La lluvia heladora de enero resbala insistente sobre su abrigo de cuero negro, mientras ella, como si no se percatara de ello, avanza con paso firme hacia el Puente de las Ánimas, en pleno centro histórico de la villa. El adoquín empapado de la calzada ha estado a punto de hacerle caer en dos ocasiones desde que ha salido de casa, hace ya veinte minutos, pero milagrosamente ha logrado mantener el equilibrio. No puede permitirse caer al suelo. Ha salido sin el paraguas, movida por una necesidad imperiosa de acudir a aquel lugar, sin importarle lo más mínimo la sensación de humedad que recorre todo su cuerpo. Siempre le ha gustado caminar en pleno aguacero los días grises de tormenta, sintiendo el agua calar hondo en su cuerpo, lavando todas sus heridas, las de dentro, las que no se ven, hasta hacerle olvidarse de todo y recobrar el ánimo. Pero este no es un día para olvidar, es un día para el recuerdo, por mucho que le duela hacerlo.

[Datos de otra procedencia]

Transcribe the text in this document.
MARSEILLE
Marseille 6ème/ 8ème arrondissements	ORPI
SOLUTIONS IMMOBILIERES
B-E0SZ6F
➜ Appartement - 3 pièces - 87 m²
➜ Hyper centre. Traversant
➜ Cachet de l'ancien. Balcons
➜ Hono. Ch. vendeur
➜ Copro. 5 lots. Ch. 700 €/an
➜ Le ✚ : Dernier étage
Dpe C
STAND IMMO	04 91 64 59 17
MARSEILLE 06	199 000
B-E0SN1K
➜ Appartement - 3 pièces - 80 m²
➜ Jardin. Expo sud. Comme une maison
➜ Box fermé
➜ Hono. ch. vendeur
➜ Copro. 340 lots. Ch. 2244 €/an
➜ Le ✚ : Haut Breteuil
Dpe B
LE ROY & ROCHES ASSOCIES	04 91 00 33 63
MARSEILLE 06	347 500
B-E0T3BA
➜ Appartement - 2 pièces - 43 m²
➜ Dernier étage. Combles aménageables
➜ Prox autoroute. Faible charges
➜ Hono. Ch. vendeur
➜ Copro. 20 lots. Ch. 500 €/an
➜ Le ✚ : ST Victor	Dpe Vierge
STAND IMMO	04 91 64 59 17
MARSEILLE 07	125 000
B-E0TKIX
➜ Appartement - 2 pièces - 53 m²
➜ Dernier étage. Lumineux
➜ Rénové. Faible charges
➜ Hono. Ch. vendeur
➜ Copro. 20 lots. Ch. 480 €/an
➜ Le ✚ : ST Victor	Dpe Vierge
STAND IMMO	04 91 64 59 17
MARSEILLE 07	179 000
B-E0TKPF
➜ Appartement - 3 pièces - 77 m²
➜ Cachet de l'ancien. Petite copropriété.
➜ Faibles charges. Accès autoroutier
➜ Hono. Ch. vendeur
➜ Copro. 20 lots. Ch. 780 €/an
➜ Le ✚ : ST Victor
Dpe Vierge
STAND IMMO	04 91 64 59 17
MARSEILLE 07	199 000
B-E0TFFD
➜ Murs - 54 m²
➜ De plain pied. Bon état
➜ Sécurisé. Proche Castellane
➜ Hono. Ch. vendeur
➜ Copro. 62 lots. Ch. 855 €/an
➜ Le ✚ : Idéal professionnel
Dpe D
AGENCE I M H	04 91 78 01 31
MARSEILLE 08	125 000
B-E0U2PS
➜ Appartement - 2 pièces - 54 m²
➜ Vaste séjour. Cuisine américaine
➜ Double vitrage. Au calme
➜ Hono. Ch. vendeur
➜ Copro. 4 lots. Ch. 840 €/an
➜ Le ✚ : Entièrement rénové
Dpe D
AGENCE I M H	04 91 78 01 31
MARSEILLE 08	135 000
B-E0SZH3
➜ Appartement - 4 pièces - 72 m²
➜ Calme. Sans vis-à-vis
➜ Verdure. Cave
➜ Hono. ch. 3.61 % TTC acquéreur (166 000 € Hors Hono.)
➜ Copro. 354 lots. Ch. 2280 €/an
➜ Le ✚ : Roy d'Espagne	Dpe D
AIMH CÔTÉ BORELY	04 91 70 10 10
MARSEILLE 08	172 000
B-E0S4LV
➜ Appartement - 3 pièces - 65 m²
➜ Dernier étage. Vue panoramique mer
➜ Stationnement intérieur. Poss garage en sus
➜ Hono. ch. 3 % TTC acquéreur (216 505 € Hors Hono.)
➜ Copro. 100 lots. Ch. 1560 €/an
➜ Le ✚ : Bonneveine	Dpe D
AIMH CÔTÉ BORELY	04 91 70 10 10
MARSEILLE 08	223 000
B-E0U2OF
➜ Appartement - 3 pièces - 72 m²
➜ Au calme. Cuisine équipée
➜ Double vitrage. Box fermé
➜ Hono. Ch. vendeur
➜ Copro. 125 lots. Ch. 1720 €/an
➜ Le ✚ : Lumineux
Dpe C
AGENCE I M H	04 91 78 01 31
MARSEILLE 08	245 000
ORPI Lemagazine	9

En el cielo, las nubes han dejado de cubrir la luna durante unos segundos, y al mirar hacia las alturas, nota como el corazón comienza a latirle con fuerza, acelerando su ritmo sin poder evitarlo. La última noche con Ana acude entonces a su memoria. Aquella maldita noche. Recuerda el calor de sus abrazos, la pasión descarada de sus besos, sus ojos… aquella enigmática mirada que desde el primer momento en que la vio la había hechizado por completo.
«Cariño, tengo que irme, mañana me espera un día espantoso de curro. Tengo cinco reuniones sólo antes de comer, y otras dos por la tarde. Entiéndelo, ¿vale? No te enfades, mujer. Ya sé que hoy es un día especial, pero tengo que irme, de verdad, si no mañana no va a haber quien me levante».
No ha olvidado ninguna palabra de aquella frase, que, sin saberlo, en su día, se había convertido en la despedida de Ana. Para siempre. Y ni siquiera le había contestado. Se había limitado a volverse hacia el otro lado de la cama, sin decirle nada, presa de un infantil ataque de ira.
Continúa caminando por la interminable avenida, con cuidado de no tropezar, y al doblar la esquina, lo ve. Allí está, esperándole, con sus tres ojos convertidos en testigos directos de lo que en breve se dispone a llevar a cabo. El Puente de las Ánimas. El lugar donde dos años atrás había conocido al amor de su vida. «Perdona, ¿te importa sacarme una foto? Es que me encantan las vistas de la ciudad desde aquí, y a ti parece que también, llevas un buen rato parada ahí mirando». Aquella había sido su primera toma de contacto, la primera vez que aquellos ojos de fuego se habían posado sobre los suyos. Nunca le había confesado lo enamorada que había estado de ella desde el primer día, lo mucho que la había deseado desde el primer momento en que sus vidas se habían cruzado. Pero ahora es ya muy tarde. Ahora Ana ya sólo existe en sus recuerdos, reducida a retazos de frases que un día pronunció. Y el sufrimiento es cada vez más insoportable. ¿Tiene algún sentido seguir adelante sin ella?…
Llega al centro del puente, decidida a hacerlo. No hay vuelta atrás. Sabe que lo que va a hacer le causará dolor a muchos, pero no le importa, está en su derecho. Se desabrocha el abrigo con una mano y lo deja caer al suelo, lentamente, mientras con la otra coloca la urna sobre la barandilla del puente. Duda si rezar una breve oración, pero al final desiste, al fin y al cabo, ha dejado de creer hace mucho tiempo en Dios. Abre el recipiente y vierte las cenizas sobre el río. Sin embargo, éstas no llegan a su destino; el viento las eleva y al poco tiempo ya no puede verlas. Sin más. No ha ocurrido nada especial. La lluvia sigue cayendo y Ana, simplemente, no está.